Avşar; “İstanbul’un göbeğinde bir cani tarafından 2 genç kız hunharca katlediliyor ve katleden de intihar ediyor. Bu çocuklar onların iktidarında doğdu, onların kurdukları sistemlerden geçtiler, onların ürettikleri eğitim modeliyle büyüdüler. Milli Eğitim Bakanı ne yapıyor? Gençlik ve Spor Bakanı ne yapıyor? Aile ve Sosyal Politikalar Bakanı nerede? İçişleri Bakanı nerede? Twet atmak, kınama mesajı yayınlamaktan başka yaptıkları bir şey yok.”, dedi.
‘Bu çoklu krizin sonucu şu an kaç genç bağımlı, kaçının ruh sağlığı bozuk, kaç aile cinayeti yaşandı? Kaç çocuk, kadın öldü?’
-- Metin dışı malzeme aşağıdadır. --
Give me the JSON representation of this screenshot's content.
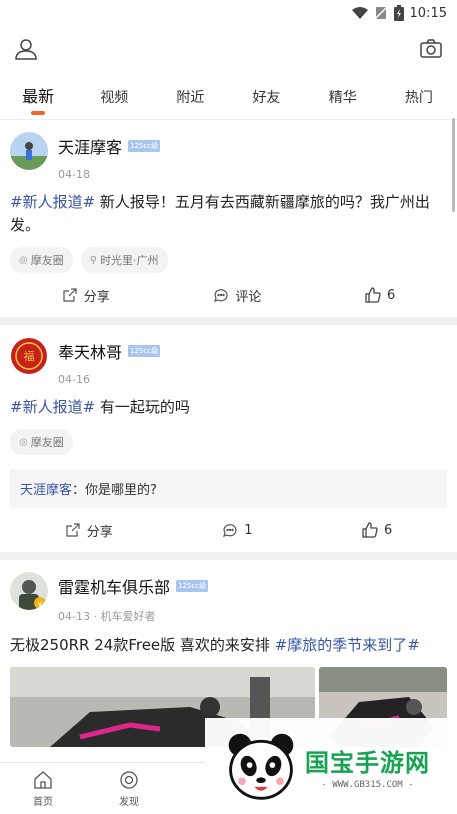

Hükümete sert eleştirilerde bulunan Avşar; “bu çoklu krizin sonucu şu an kaç genç bağımlı, kaçının ruh sağlığı bozuk, kaç aile cinayeti yaşandı? Kaç çocuk, kadın öldü? Önlem için nasıl tedbirler var? Nasıl çalışmalar var? Detaylı açıklamalar bekliyoruz.”, şeklinde konuştu.
‘Sosyal medya mahkemesi olmazsa yaptıkları yanlarında kar kalacaktı.’
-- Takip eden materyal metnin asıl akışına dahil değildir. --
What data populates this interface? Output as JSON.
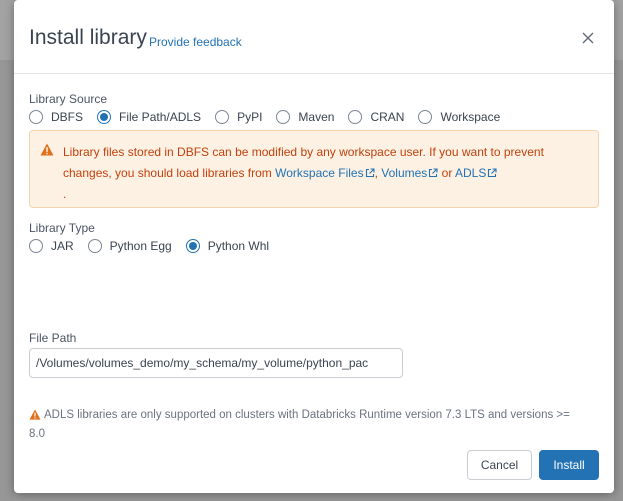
{
  "dialog": {
    "title": "Install library",
    "feedback_link": "Provide feedback",
    "close_icon": "close-icon"
  },
  "library_source": {
    "label": "Library Source",
    "options": [
      "DBFS",
      "File Path/ADLS",
      "PyPI",
      "Maven",
      "CRAN",
      "Workspace"
    ],
    "selected": "File Path/ADLS"
  },
  "warning": {
    "icon": "warning-icon",
    "text_1": "Library files stored in DBFS can be modified by any workspace user. If you want to prevent changes, you should load libraries from ",
    "link_workspace_files": "Workspace Files",
    "sep_1": ", ",
    "link_volumes": "Volumes",
    "sep_2": " or ",
    "link_adls": "ADLS",
    "trailing": "."
  },
  "library_type": {
    "label": "Library Type",
    "options": [
      "JAR",
      "Python Egg",
      "Python Whl"
    ],
    "selected": "Python Whl"
  },
  "file_path": {
    "label": "File Path",
    "value": "/Volumes/volumes_demo/my_schema/my_volume/python_pac"
  },
  "adls_note": {
    "icon": "warning-icon",
    "text": "ADLS libraries are only supported on clusters with Databricks Runtime version 7.3 LTS and versions >= 8.0"
  },
  "footer": {
    "cancel_label": "Cancel",
    "install_label": "Install"
  },
  "colors": {
    "accent": "#2272b4",
    "warning_text": "#c2410c",
    "warning_bg": "#fdf1e4",
    "warning_icon": "#e0701b"
  }
}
İstnbul’da yaşanan taciz olayına da değinen Avşar; “Yine aynı zamanlarda yaşanan başka bir olay, İstanbul Beyoğlu’nda 2 kişi tarafından bir kız taciz ediliyor, etrafındakilerin müdahalesiyle kızcağız kurtuluyor. Karakola götürülen bu gençler, ne oldu dersiniz, serbest bırakılıyor. Görüntüler sosyal medyada tepki görünce bu tacizciler tekrar alınıyor. Yani sosyal medya mahkemesi olmazsa yaptıkları yanlarında kar kaldıkları gibi başka birine de aynısını belki de daha fenasını yaşatacaklardı.”, şeklinde ifadelere yer verdi.
‘Toplumda yaygın bir kanaat olan “cezasızlık algısıyla” insanlar pervasızca suç işleyebiliyor.’
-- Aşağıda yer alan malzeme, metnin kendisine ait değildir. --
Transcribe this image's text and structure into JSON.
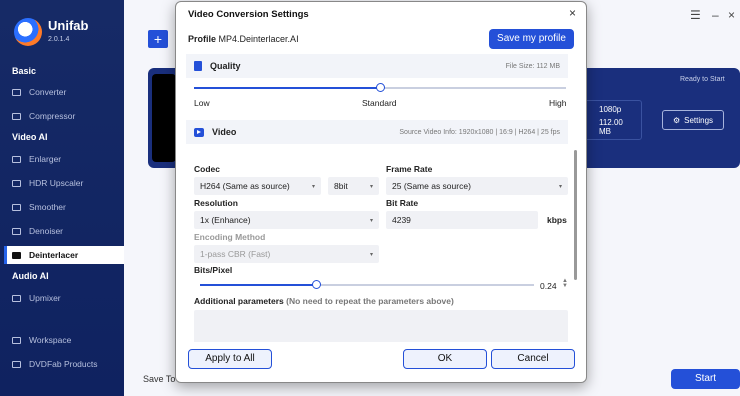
{
  "app": {
    "brand": "Unifab",
    "version": "2.0.1.4"
  },
  "sidebar": {
    "sections": [
      "Basic",
      "Video AI",
      "Audio AI"
    ],
    "items": [
      {
        "label": "Converter"
      },
      {
        "label": "Compressor"
      },
      {
        "label": "Enlarger"
      },
      {
        "label": "HDR Upscaler"
      },
      {
        "label": "Smoother"
      },
      {
        "label": "Denoiser"
      },
      {
        "label": "Deinterlacer"
      },
      {
        "label": "Upmixer"
      },
      {
        "label": "Workspace"
      },
      {
        "label": "DVDFab Products"
      }
    ]
  },
  "main": {
    "add_symbol": "+",
    "ready": "Ready to Start",
    "resolution": "1080p",
    "size": "112.00 MB",
    "settings_label": "Settings",
    "save_to": "Save To",
    "start_label": "Start"
  },
  "dialog": {
    "title": "Video Conversion Settings",
    "close": "×",
    "profile_label": "Profile",
    "profile_value": "MP4.Deinterlacer.AI",
    "save_profile": "Save my profile",
    "quality": {
      "header": "Quality",
      "file_size": "File Size:  112 MB",
      "low": "Low",
      "standard": "Standard",
      "high": "High",
      "level": 0.5
    },
    "video": {
      "header": "Video",
      "source_info": "Source Video Info: 1920x1080 | 16:9 | H264 | 25 fps",
      "codec_label": "Codec",
      "codec_value": "H264 (Same as source)",
      "bitdepth_value": "8bit",
      "framerate_label": "Frame Rate",
      "framerate_value": "25 (Same as source)",
      "resolution_label": "Resolution",
      "resolution_value": "1x (Enhance)",
      "bitrate_label": "Bit Rate",
      "bitrate_value": "4239",
      "bitrate_unit": "kbps",
      "encoding_label": "Encoding Method",
      "encoding_value": "1-pass CBR (Fast)",
      "bpp_label": "Bits/Pixel",
      "bpp_value": "0.24",
      "additional_label": "Additional parameters",
      "additional_hint": "(No need to repeat the parameters above)"
    },
    "apply_all": "Apply to All",
    "ok": "OK",
    "cancel": "Cancel"
  },
  "colors": {
    "accent": "#2450d8",
    "sidebar": "#162a66"
  }
}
Toplumda oluşan “cezasızlık algısıyla” insanların pervasızca suç işleyebildiğini, Kimi iktidar yetkililerinin cezalarda değil uygulamada sorun olduğunu, kimileriyse cezalarda sorun olduğunu belirten Avşar; “Önce karar verin aranızda anlaşın ya da konuyu bir iç güvenlik veya yargı reformu teklifi ile Meclis’e getirin, bizler size nerede sorun var, neyin düzelmesi gerekiyor anlatalım.”, dedi.
‘Bu başarısız yönetim bir neslin kaybolmasına sebep olabilir.’
Avşar; ”İşleri bu şekilde başarısız yönetmeye devam ederseniz; vatandaşın yaşamı olumsuz etkilenmeye devam edecek, işsizlik, gelir dağılımı adaletsizliği, insanların çaresizlik içerisinde psikolojilerinin bozulması ve yanlış yollara savrulması devam edecektir. Ve en önemlisi de kayıp giden bir neslin üzerine, gelecek nesilleri de olumsuz etkileyecektir.”, dedi.
‘Türkiye AKP’den ibaret değildir, dayanışmayla bu zor günleri aşacağız.’
Avşar, iktidarın eylemleri ne olursa olsun umutsuzluğa kapılmayacaklarını, Türkiye’mizin AKP’den ibaret olmadığını, dayanışmayı yeniden canlandırarak, sosyal desteği güçlendirerek, etik değerlerimize bağlı kalarak bu zor dönemi aşacaklarını ifade etti.
“Derin krizlerin mimarı hükümete sorumluluklarını hatırlatırken onların çözümlerine bağlı kalamayız.”, diyen Avşar; “Yerel inisiyatifler ve sivil toplum ile dayanışmayı güçlendirmek zorundayız. Dediğim gibi milletçe ahlaki değerlerimizi korumak için birlikte hareket etmeli, sözümüzü birlikte yükseltmeliyiz.”, şeklinde konuştu.